The name cashmere originates from the Kashmiri goats of the
Himalayas. Cashmere wool is the downy undercoat that grows
from midsummer to winter in varying quality by all goats.
Long guard hair protects the cashmere undercoat from the
elements and is removed in the spring by shearing or
gradually combing the hair to remove the down. Each goat
produces 3 to 8 ounces of cashmere down per year and the
average single-ply women's sweater requires the wool of 3 or
4 goats or approximately 10 ounces of wool. The quality of
the wool is defined by the length, texture, and diameter of
the fibres. These quality standards are affected by the
climate in which the goats are raised and the nutrients that
they consume.
Mongolia's climate and geography is suited
for herding cashmere goats, who thrive in harsh dry
mountainous climates and produce the highest quality of
wool.
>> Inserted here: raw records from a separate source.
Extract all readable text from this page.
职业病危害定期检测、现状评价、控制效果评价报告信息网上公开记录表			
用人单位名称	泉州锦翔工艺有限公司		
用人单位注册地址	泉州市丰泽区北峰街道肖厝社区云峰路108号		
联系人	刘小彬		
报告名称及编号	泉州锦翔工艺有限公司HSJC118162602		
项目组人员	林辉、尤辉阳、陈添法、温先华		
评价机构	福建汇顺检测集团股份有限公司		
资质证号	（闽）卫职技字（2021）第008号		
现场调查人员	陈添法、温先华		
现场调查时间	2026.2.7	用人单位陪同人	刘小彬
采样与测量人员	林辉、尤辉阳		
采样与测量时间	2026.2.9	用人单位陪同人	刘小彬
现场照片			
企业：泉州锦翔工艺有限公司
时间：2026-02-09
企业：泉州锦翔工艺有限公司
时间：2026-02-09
In moderate climates, goats loose the ability to grow
the downy coats that produce quality cashmere for garments.
A significant quality differential exists between wool
produced in Britain and the Himalayas. The British were
content to import raw wool from China until the recent of
competition over the cashmere supply became a concern.
Origins of Cashmere
The world's best cashmere comes from China and Mongolia, where
the highest level of handwork is the foundation for our
exceptional sweaters. The unequalled quality of Chinese-made
garments brings value to the sweater you will enjoy for many
years.
What is Cashmere?
It is the down shed annually by goats living in the high,
dry plateaus that stretch from northern China into Mongolia,
surrounding the Gobi Desert. In order for these goats to survive
they have coarse outer hair that repels the weather. Beneath
that external coat lies a much finer fiber, which
insulates these animals from the bitter cold.
Cashmere goats are a type, not a
breed. Most goat breeds, except Angora, can produce this down in
varied quantities and may be called cashmere goats. There is no
such thing as a "purebred" cashmere goat.
It takes each of
these rare goats four years to produce enough fiber for one
sweater. In order to collect the fiber, each goat is combed
by hand every spring. The fleece is then collected and sorted by
hand. In addition, the sweaters are usually knit on
hand-operated machines. Converting into our luxurious
garments is achieved only with extraordinary time and skill.
The fleece consists of the very fine, crimpy down and the
usually longer, outside, coarse, straight guard hairs. A goat
that does not display both types of fiber should be avoided.
Fibers must be separated, either by combing out the
down or by using a commercial dehairer on sheared fibres. The
longest, finest down is used in knitted garments and the shorter
down in woven fabrics. The separated guard hairs go into rugs or
hair canvas used in tailored garments.